America’s distance from the military makes the country too willing to go to war, and too callous about the damage warfare inflicts. This distance also means that we spend too much money on the military and we spend it stupidly, thereby shortchanging many of the functions that make the most difference to the welfare of the troops and their success in combat. We buy weapons that have less to do with battlefield realities than with our unending faith that advanced technology will ensure victory, and with the economic interests and political influence of contractors. This leaves us with expensive and delicate high-tech white elephants, while unglamorous but essential tools, from infantry rifles to armored personnel carriers, too often fail our troops (see “Gun Trouble,” by Robert H. Scales, in this issue).
We know that technology is our military’s main advantage. Yet the story of the post-9/11 “long wars” is of America’s higher-tech advantages yielding transitory victories that melt away before the older, messier realities of improvised weapons, sectarian resentments, and mounting hostility to occupiers from afar, however well-intentioned. Many of the Pentagon’s most audacious high-tech ventures have been costly and spectacular failures, including (as we will see) the major air-power project of recent years, the F-35. In an America connected to its military, such questions of strategy and implementation would be at least as familiar as, say, the problems with the Common Core education standards.
Those technological breakthroughs that do make their way to the battlefield may prove to be strategic liabilities in the long run. During the years in which the United States has enjoyed a near-monopoly on weaponized drones, for example, they have killed individuals or small groups at the price of antagonizing whole societies. When the monopoly ends, which is inevitable, the very openness of the United States will make it uniquely vulnerable to the cheap, swarming weapons others will deploy.

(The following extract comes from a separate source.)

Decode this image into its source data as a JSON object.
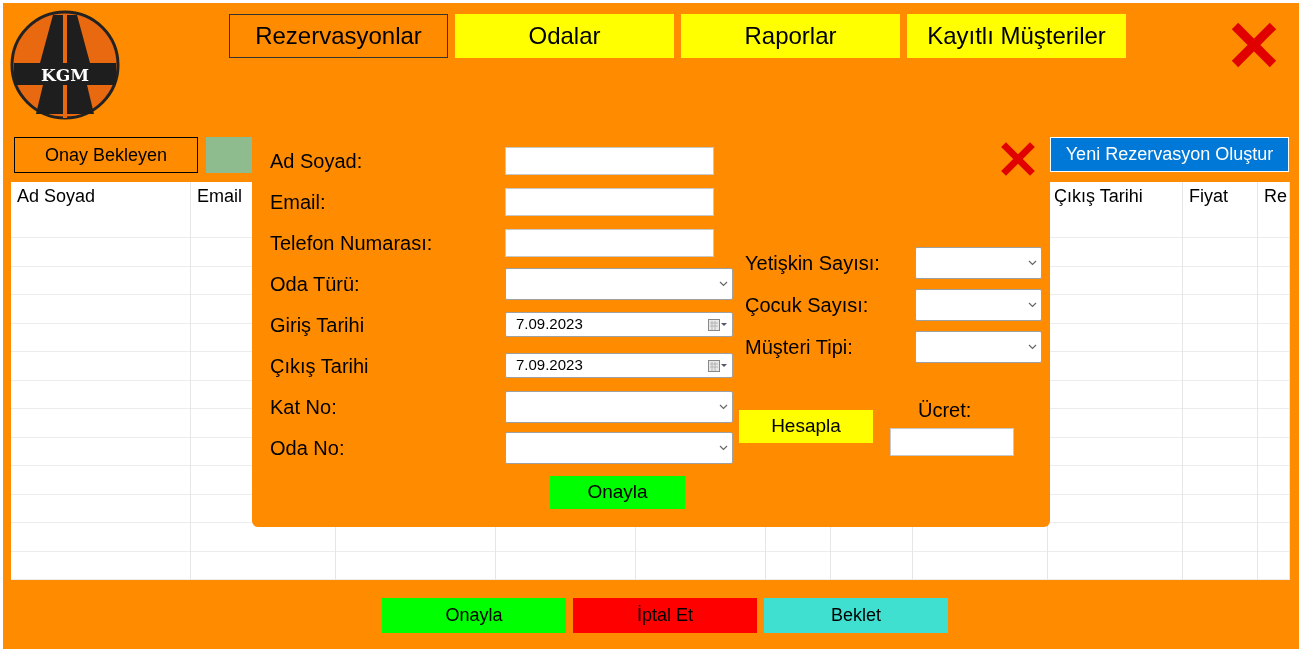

The cost of defense, meanwhile, goes up and up and up, with little political resistance and barely any public discussion. By the fullest accounting, which is different from usual budget figures, the United States will spend more than $1 trillion on national security this year. That includes about $580 billion for the Pentagon’s baseline budget plus “overseas contingency” funds, $20 billion in the Department of Energy budget for nuclear weapons, nearly $200 billion for military pensions and Department of Veterans Affairs costs, and other expenses. But it doesn’t count more than $80 billion a year of interest on the military-related share of the national debt. After adjustments for inflation, the United States will spend about 50 percent more on the military this year than its average through the Cold War and Vietnam War. It will spend about as much as the next 10 nations combined—three to five times as much as China, depending on how you count, and seven to nine times as much as Russia. The world as a whole spends about 2 percent of its total income on its militaries; the United States, about 4 percent.
Yet such is the dysfunction and corruption of the budgeting process that even as spending levels rise, the Pentagon faces simultaneous crises in funding for maintenance, training, pensions, and veterans’ care. “We’re buying the wrong things, and paying too much for them,” Charles A. Stevenson, a onetime staffer on the Senate Armed Services Committee and a former professor at the National War College, told me. “We’re spending so much on people that we don’t have the hardware, which is becoming more expensive anyway. We are flatlining R&D.”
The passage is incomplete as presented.